The FCC filing also requests access to portions of the Ka-band radio spectrum to support telemetry, tracking, and command links between the satellites and ground systems.

Safety and sustainability claims

While the company did not disclose the size or mass of the planned satellites, it said the constellation would be designed to reduce risks in already crowded orbital regions.

It stated that the satellites would initially operate in lower orbits for early system checks before moving to their final operational altitude. This approach would ensure that any malfunctioning spacecraft would reenter Earth’s atmosphere quickly.

The company also emphasized that the satellites are designed to avoid creating debris.

“Starcloud will also work closely with the astronomy community to protect essential observations, including implementing established brightness mitigation measures,” the filing states.

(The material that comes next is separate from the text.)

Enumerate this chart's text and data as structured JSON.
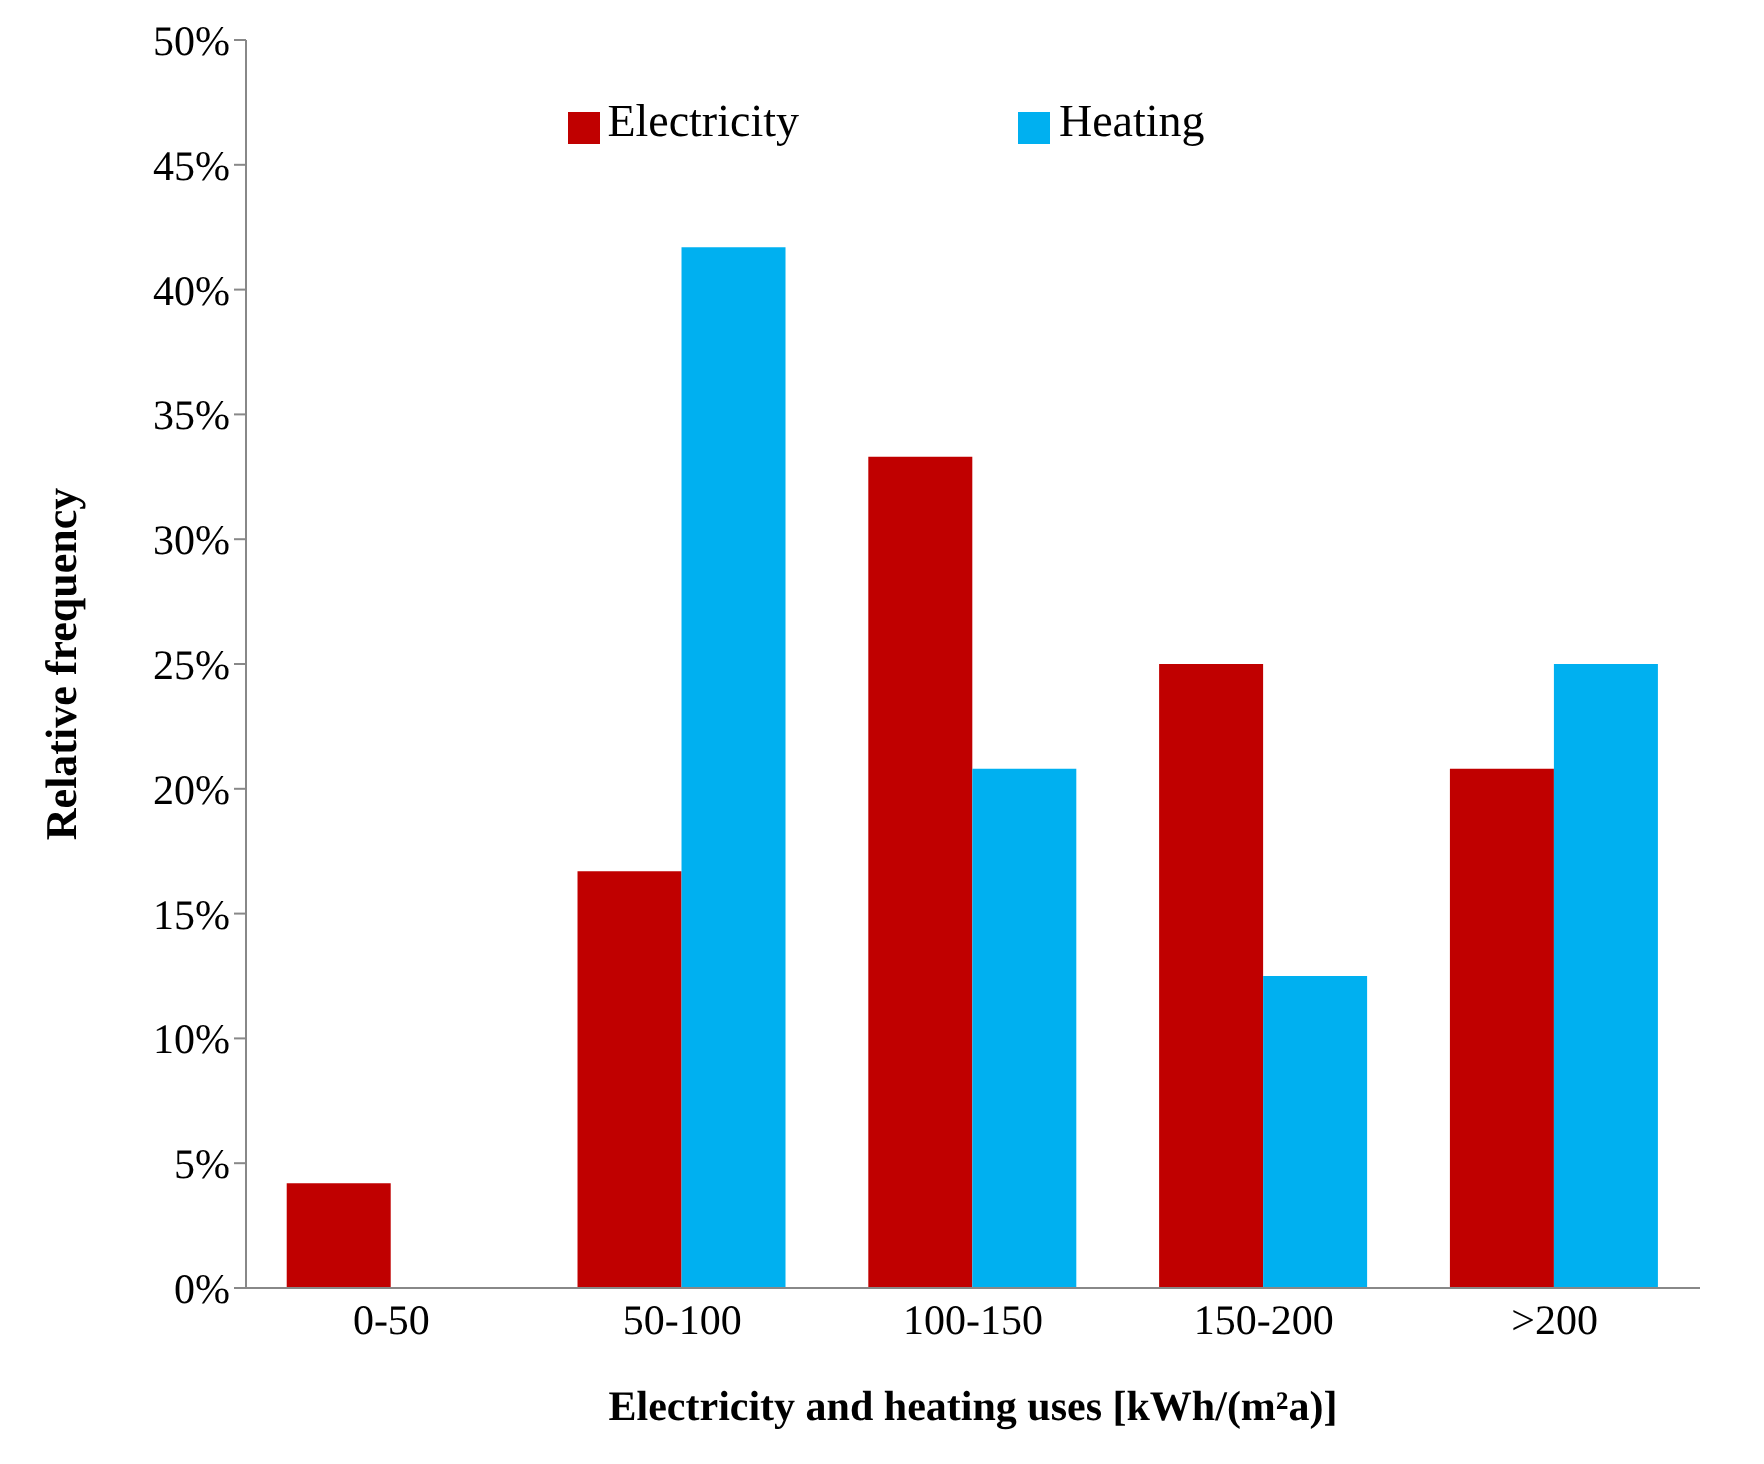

Starcloud previously operated under the name Lumen Orbit and has already placed one spacecraft in orbit. Its first satellite, Starcloud-1, launched in November on a rideshare mission with SpaceX.

The 60-kilogram satellite carried an Nvidia H100 processor and was used to run a version of Google’s Gemini artificial intelligence model in orbit.

According to the company’s roadmap, its next spacecraft, Starcloud-2, is expected to launch in 2027 and will include a cluster of processors along with proprietary thermal and power systems designed for small satellites.

Future systems may grow significantly larger. The company’s long-term plans include spacecraft that could deploy massive solar arrays stretching four kilometers across to power a five-gigawatt orbital data center.